Spearman's Rank Correlation as a metric for automated algorithms. I apologize ahead of time for my poor programming skills


TL;DR: The rank performance test will invariably give an extremely high score for Spearman’s Rank Correlation on the order of .99 at times But individual stocks to their ranked returns for the week give more realistic R^2 scores of the order of 0.05. This metric is probably more useful for comparison of systems. Below is how to get that metric.

There was some interest in Spearman’s Rank Correlation in the Forum: Ranking your ranking systems - #15 by feldy However, the rank performance test will invariably give an extremely high Spearman’s Rank Correlation using the method in this thread I linked to.

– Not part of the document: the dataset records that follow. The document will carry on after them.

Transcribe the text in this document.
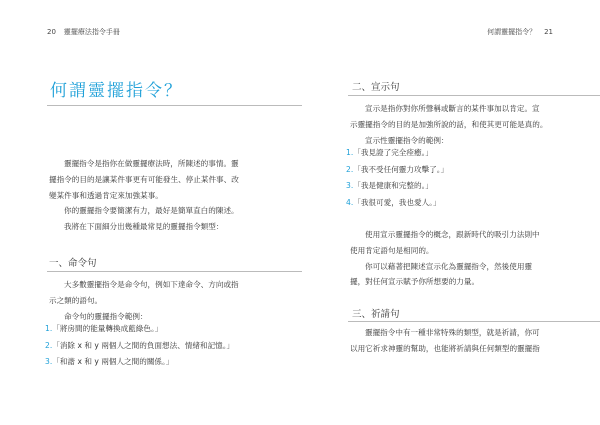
20 靈擺療法指令手冊
何謂靈擺指令？
靈擺指令是指你在做靈擺療法時，所陳述的事情。靈
擺指令的目的是讓某件事更有可能發生、停止某件事、改
變某件事和透過肯定來加強某事。
你的靈擺指令要簡潔有力，最好是簡單直白的陳述。
我將在下面細分出幾種最常見的靈擺指令類型：
一、命令句
大多數靈擺指令是命令句，例如下達命令、方向或指
示之類的語句。
命令句的靈擺指令範例：
1.「將房間的能量轉換成藍綠色。」
2.「消除 x 和 y 兩個人之間的負面想法、情緒和記憶。」
3.「和諧 x 和 y 兩個人之間的關係。」
何謂靈擺指令？ 21
二、宣示句
宣示是指你對你所聲稱或斷言的某件事加以肯定。宣
示靈擺指令的目的是加強所說的話，和使其更可能是真的。
宣示性靈擺指令的範例：
1.「我見證了完全痊癒。」
2.「我不受任何靈力攻擊了。」
3.「我是健康和完整的。」
4.「我很可愛，我也愛人。」
使用宣示靈擺指令的概念，跟新時代的吸引力法則中
使用肯定語句是相同的。
你可以藉著把陳述宣示化為靈擺指令，然後使用靈
擺，對任何宣示賦予你所想要的力量。
三、祈請句
靈擺指令中有一種非常特殊的類型，就是祈請，你可
以用它祈求神靈的幫助，也能將祈請與任何類型的靈擺指
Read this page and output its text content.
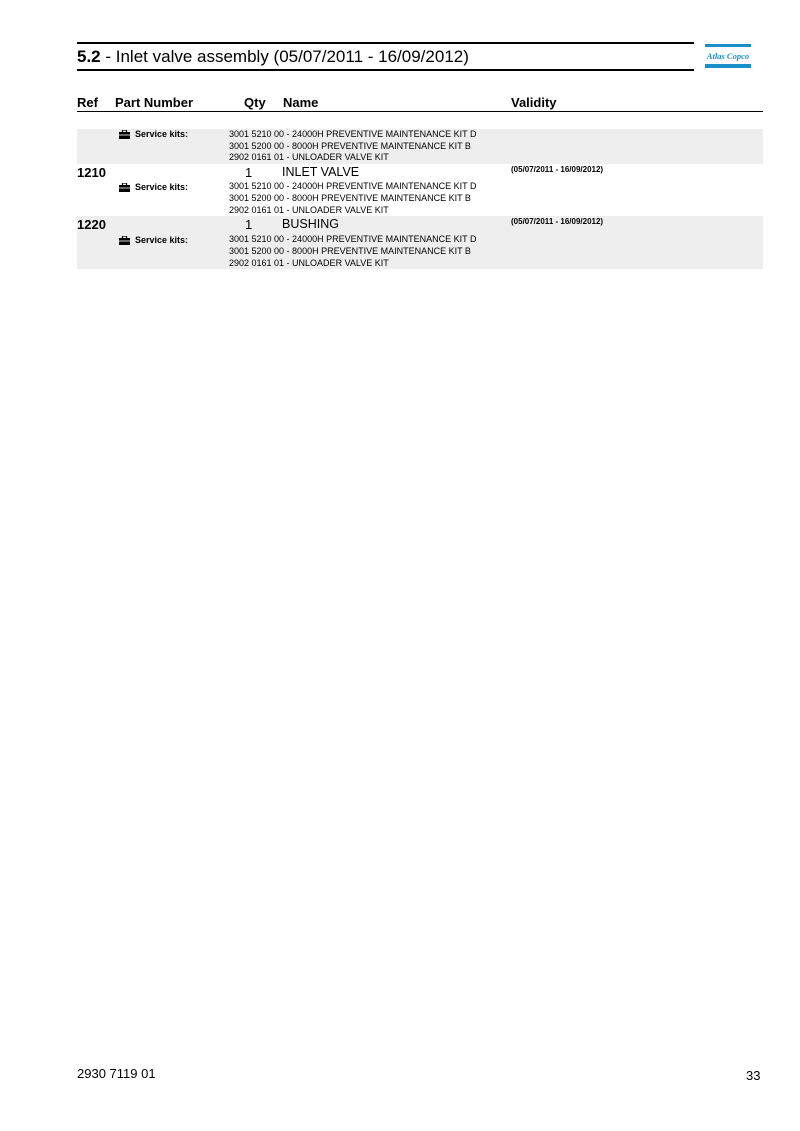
5.2 - Inlet valve assembly (05/07/2011 - 16/09/2012)	Atlas Copco
Ref Part Number	Qty Name	Validity
Service kits:	3001 5210 00 - 24000H PREVENTIVE MAINTENANCE KIT D
3001 5200 00 - 8000H PREVENTIVE MAINTENANCE KIT B
2902 0161 01 - UNLOADER VALVE KIT
1210	1 INLET VALVE	(05/07/2011 - 16/09/2012)
Service kits:	3001 5210 00 - 24000H PREVENTIVE MAINTENANCE KIT D
3001 5200 00 - 8000H PREVENTIVE MAINTENANCE KIT B
2902 0161 01 - UNLOADER VALVE KIT
1220	1 BUSHING	(05/07/2011 - 16/09/2012)
Service kits:	3001 5210 00 - 24000H PREVENTIVE MAINTENANCE KIT D
3001 5200 00 - 8000H PREVENTIVE MAINTENANCE KIT B
2902 0161 01 - UNLOADER VALVE KIT
2930 7119 01	33
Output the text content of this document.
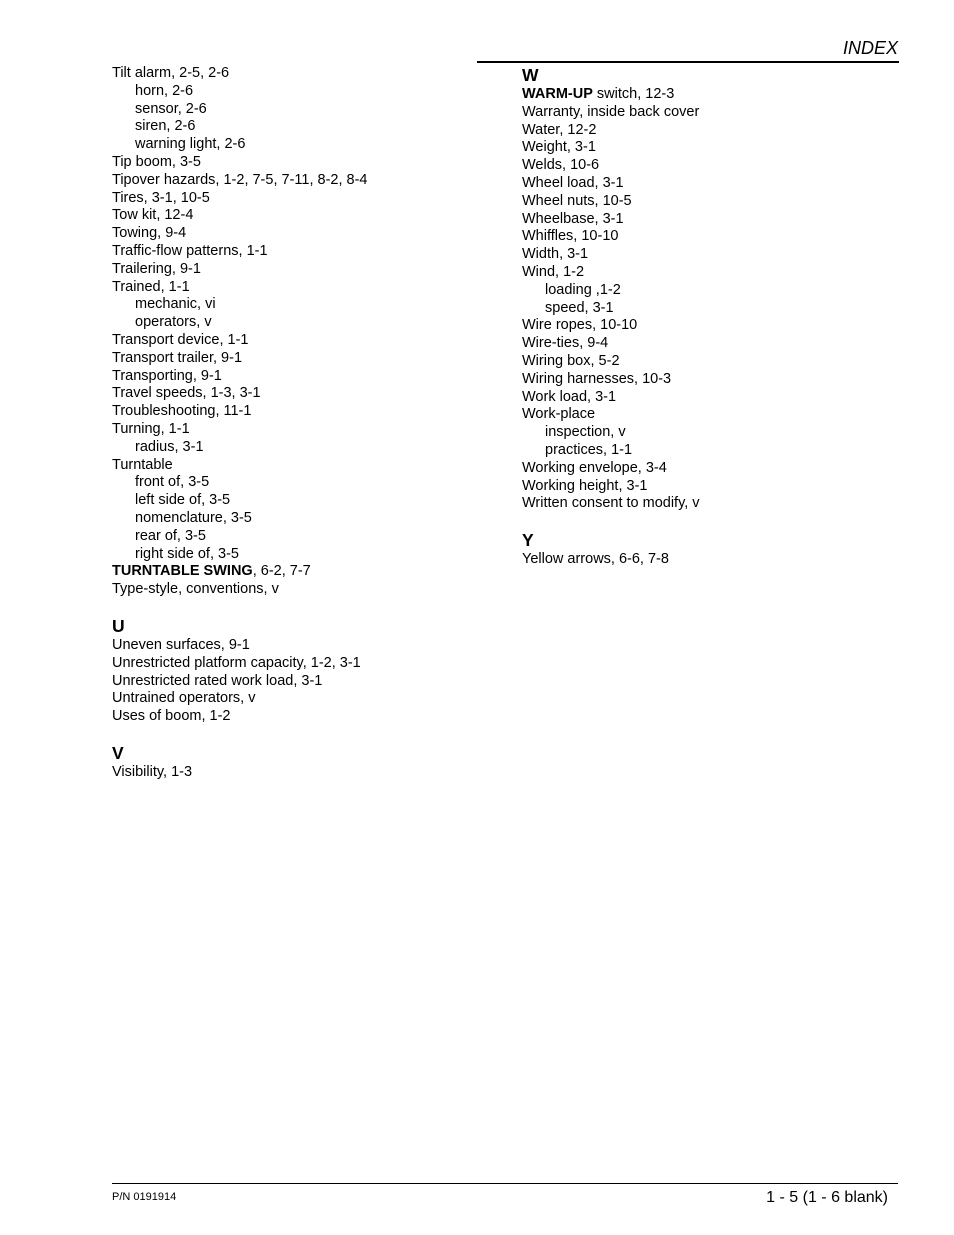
INDEX
Tilt alarm, 2-5, 2-6
horn, 2-6
sensor, 2-6
siren, 2-6
warning light, 2-6
Tip boom, 3-5
Tipover hazards, 1-2, 7-5, 7-11, 8-2, 8-4
Tires, 3-1, 10-5
Tow kit, 12-4
Towing, 9-4
Traffic-flow patterns, 1-1
Trailering, 9-1
Trained, 1-1
mechanic, vi
operators, v
Transport device, 1-1
Transport trailer, 9-1
Transporting, 9-1
Travel speeds, 1-3, 3-1
Troubleshooting, 11-1
Turning, 1-1
radius, 3-1
Turntable
front of, 3-5
left side of, 3-5
nomenclature, 3-5
rear of, 3-5
right side of, 3-5
TURNTABLE SWING, 6-2, 7-7
Type-style, conventions, v
U
Uneven surfaces, 9-1
Unrestricted platform capacity, 1-2, 3-1
Unrestricted rated work load, 3-1
Untrained operators, v
Uses of boom, 1-2
V
Visibility, 1-3
W
WARM-UP switch, 12-3
Warranty, inside back cover
Water, 12-2
Weight, 3-1
Welds, 10-6
Wheel load, 3-1
Wheel nuts, 10-5
Wheelbase, 3-1
Whiffles, 10-10
Width, 3-1
Wind, 1-2
loading ,1-2
speed, 3-1
Wire ropes, 10-10
Wire-ties, 9-4
Wiring box, 5-2
Wiring harnesses, 10-3
Work load, 3-1
Work-place
inspection, v
practices, 1-1
Working envelope, 3-4
Working height, 3-1
Written consent to modify, v
Y
Yellow arrows, 6-6, 7-8
P/N 0191914	1 - 5 (1 - 6 blank)
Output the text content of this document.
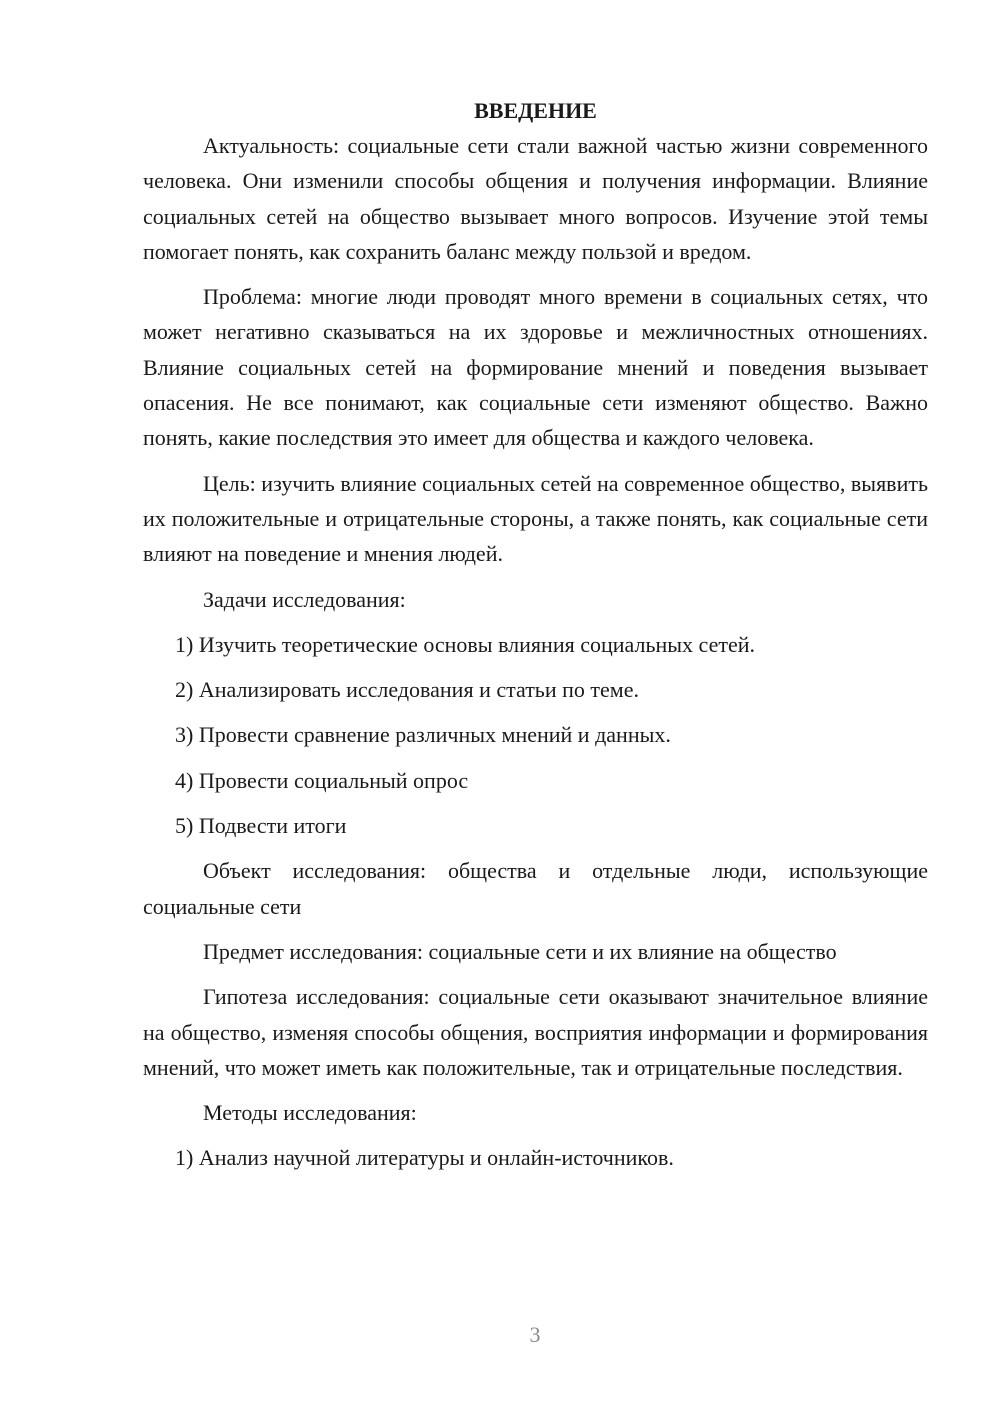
ВВЕДЕНИЕ

Актуальность: социальные сети стали важной частью жизни современного человека. Они изменили способы общения и получения информации. Влияние социальных сетей на общество вызывает много вопросов. Изучение этой темы помогает понять, как сохранить баланс между пользой и вредом.

Проблема: многие люди проводят много времени в социальных сетях, что может негативно сказываться на их здоровье и межличностных отношениях. Влияние социальных сетей на формирование мнений и поведения вызывает опасения. Не все понимают, как социальные сети изменяют общество. Важно понять, какие последствия это имеет для общества и каждого человека.

Цель: изучить влияние социальных сетей на современное общество, выявить их положительные и отрицательные стороны, а также понять, как социальные сети влияют на поведение и мнения людей.

Задачи исследования:

1) Изучить теоретические основы влияния социальных сетей.
2) Анализировать исследования и статьи по теме.
3) Провести сравнение различных мнений и данных.
4) Провести социальный опрос
5) Подвести итоги

Объект исследования: общества и отдельные люди, использующие социальные сети

Предмет исследования: социальные сети и их влияние на общество

Гипотеза исследования: социальные сети оказывают значительное влияние на общество, изменяя способы общения, восприятия информации и формирования мнений, что может иметь как положительные, так и отрицательные последствия.

Методы исследования:

1) Анализ научной литературы и онлайн-источников.
3
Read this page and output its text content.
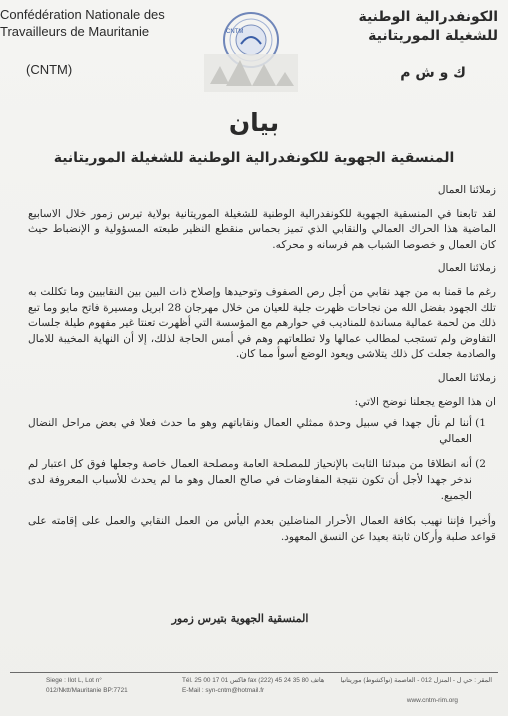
Confédération Nationale des
Travailleurs de Mauritanie
(CNTM)
CNTM
الكونفدرالية الوطنية
للشغيلة الموريتانية
ك و ش م
بيان
المنسقية الجهوية للكونفدرالية الوطنية للشغيلة الموريتانية

زملائنا العمال

لقد تابعنا في المنسقية الجهوية للكونفدرالية الوطنية للشغيلة الموريتانية بولاية تيرس زمور خلال الاسابيع الماضية هذا الحراك العمالي والنقابي الذي تميز بحماس منقطع النظير طبعته المسؤولية و الإنضباط حيث كان العمال و خصوصا الشباب هم فرسانه و محركه.

زملائنا العمال

رغم ما قمنا به من جهد نقابي من أجل رص الصفوف وتوحيدها وإصلاح ذات البين بين النقابيين وما تكللت به تلك الجهود بفضل الله من نجاحات ظهرت جلية للعيان من خلال مهرجان 28 ابريل ومسيرة فاتح مايو وما تبع ذلك من لحمة عمالية مساندة للمناديب في حوارهم مع المؤسسة التي أظهرت تعنتا غير مفهوم طيلة جلسات التفاوض ولم تستجب لمطالب عمالها ولا تطلعاتهم وهم في أمس الحاجة لذلك، إلا أن النهاية المخيبة للامال والصادمة جعلت كل ذلك يتلاشى ويعود الوضع أسوأ مما كان.

زملائنا العمال

ان هذا الوضع يجعلنا نوضح الاتي:

1)
أننا لم نأل جهدا في سبيل وحدة ممثلي العمال ونقاباتهم وهو ما حدث فعلا في بعض مراحل النضال العمالي
2)
أنه انطلاقا من مبدئنا الثابت بالإنحياز للمصلحة العامة ومصلحة العمال خاصة وجعلها فوق كل اعتبار لم ندخر جهدا لأجل أن تكون نتيجة المفاوضات في صالح العمال وهو ما لم يحدث للأسباب المعروفة لدى الجميع.

وأخيرا فإننا نهيب بكافة العمال الأحرار المناضلين بعدم اليأس من العمل النقابي والعمل على إقامته على قواعد صلبة وأركان ثابتة بعيدا عن النسق المعهود.

المنسقية الجهوية بتيرس زمور
Siege : Ilot L, Lot n°
012/Nktt/Mauritanie BP:7721
Tél. 25 00 17 01 فاكس fax (222) 45 24 35 80 هاتف
E-Mail : syn-cntm@hotmail.fr
المقر : حي ل - المنزل 012 - العاصمة (نواكشوط) موريتانيا
www.cntm-rim.org
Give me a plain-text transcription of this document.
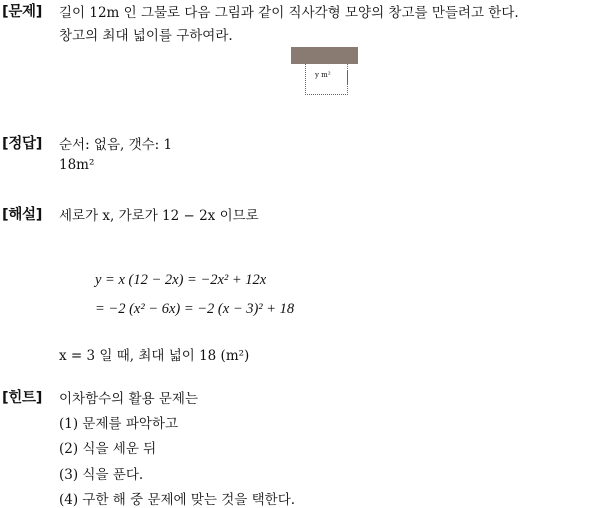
[문제] 길이 12m 인 그물로 다음 그림과 같이 직사각형 모양의 창고를 만들려고 한다.
창고의 최대 넓이를 구하여라.
y m²
[정답] 순서: 없음, 갯수: 1
18m²
[해설] 세로가 x, 가로가 12 − 2x 이므로
y = x (12 − 2x) = −2x² + 12x
= −2 (x² − 6x) = −2 (x − 3)² + 18
x = 3 일 때, 최대 넓이 18 (m²)
[힌트] 이차함수의 활용 문제는
(1) 문제를 파악하고
(2) 식을 세운 뒤
(3) 식을 푼다.
(4) 구한 해 중 문제에 맞는 것을 택한다.
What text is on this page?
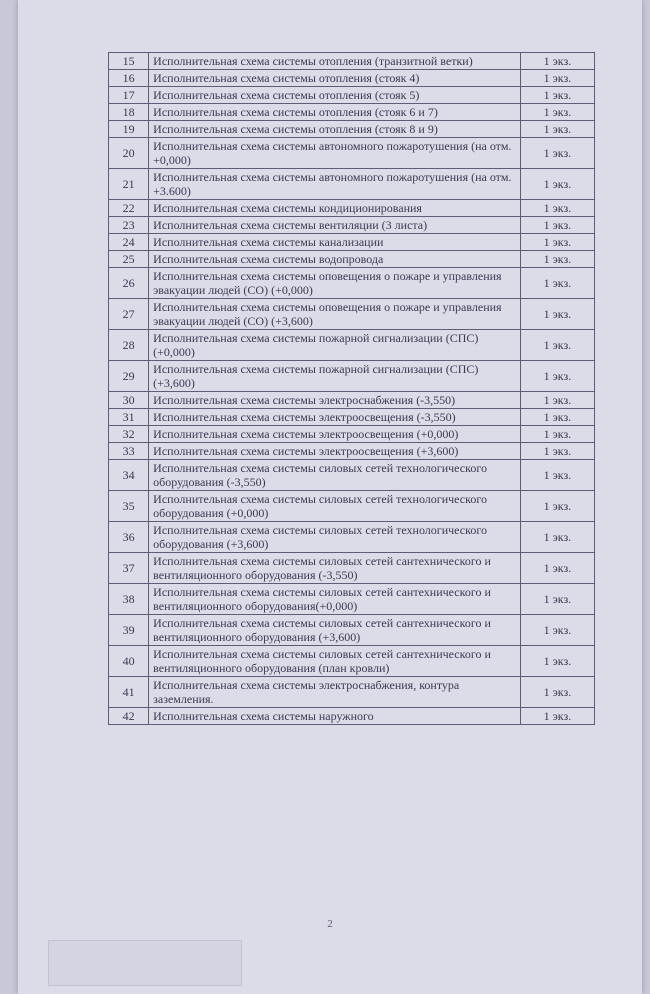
15	Исполнительная схема системы отопления (транзитной ветки)	1 экз.
16	Исполнительная схема системы отопления (стояк 4)	1 экз.
17	Исполнительная схема системы отопления (стояк 5)	1 экз.
18	Исполнительная схема системы отопления (стояк 6 и 7)	1 экз.
19	Исполнительная схема системы отопления (стояк 8 и 9)	1 экз.
20	Исполнительная схема системы автономного пожаротушения (на отм. +0,000)	1 экз.
21	Исполнительная схема системы автономного пожаротушения (на отм. +3.600)	1 экз.
22	Исполнительная схема системы кондиционирования	1 экз.
23	Исполнительная схема системы вентиляции (3 листа)	1 экз.
24	Исполнительная схема системы канализации	1 экз.
25	Исполнительная схема системы водопровода	1 экз.
26	Исполнительная схема системы оповещения о пожаре и управления эвакуации людей (СО) (+0,000)	1 экз.
27	Исполнительная схема системы оповещения о пожаре и управления эвакуации людей (СО) (+3,600)	1 экз.
28	Исполнительная схема системы пожарной сигнализации (СПС) (+0,000)	1 экз.
29	Исполнительная схема системы пожарной сигнализации (СПС) (+3,600)	1 экз.
30	Исполнительная схема системы электроснабжения (-3,550)	1 экз.
31	Исполнительная схема системы электроосвещения (-3,550)	1 экз.
32	Исполнительная схема системы электроосвещения (+0,000)	1 экз.
33	Исполнительная схема системы электроосвещения (+3,600)	1 экз.
34	Исполнительная схема системы силовых сетей технологического оборудования (-3,550)	1 экз.
35	Исполнительная схема системы силовых сетей технологического оборудования (+0,000)	1 экз.
36	Исполнительная схема системы силовых сетей технологического оборудования (+3,600)	1 экз.
37	Исполнительная схема системы силовых сетей сантехнического и вентиляционного оборудования (-3,550)	1 экз.
38	Исполнительная схема системы силовых сетей сантехнического и вентиляционного оборудования(+0,000)	1 экз.
39	Исполнительная схема системы силовых сетей сантехнического и вентиляционного оборудования (+3,600)	1 экз.
40	Исполнительная схема системы силовых сетей сантехнического и вентиляционного оборудования (план кровли)	1 экз.
41	Исполнительная схема системы электроснабжения, контура заземления.	1 экз.
42	Исполнительная схема системы наружного	1 экз.
2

This measures Bucket Rank to a ranking of aggregated performance. And the Correlations tend to be extremely high!! These extreme correlations are related to the aggregation that occurs in the rank performance test. The aggregation reduces the noise you will experience from rebalance to rebalance in real life.

For machine learning what you may want at times is the correlation of the “rank of the tickers each week” to the performance of those individual ticker, that week. For DataMiner downloads one can address this with the code below. The ticker ranks may be present in the download and you may only use this for the performance column. But you may find other uses:

Change the performance to a rank with this:

import pandas as pd

# Sample loading of data from CSV

#df = pd.read_csv('your_file.csv')

# Convert the date strings to datetime objects

df['Date'] = pd.to_datetime(df['Date'])

# Extract the week number for each date (using ISO week numbers)

df['week'] = df['Date'].dt.isocalendar().week

# Rank the true returns within each week and then convert to percentiles

df['ranked_returns'] = df.groupby('week')['Future 1wkRet'].apply(lambda x: x.rank(pct=True) * 100)

Get the Spearman’s rank correlation with this:

from scipy.stats import spearmanr

# Compute Spearman's Rank correlation for the specified columns

corr, p_value = spearmanr(df['100% rank'], df['ranked_returns'])

print(f"Spearman's Rank correlation: {corr:.4f}")

print(f"P-value: {p_value:.4f}")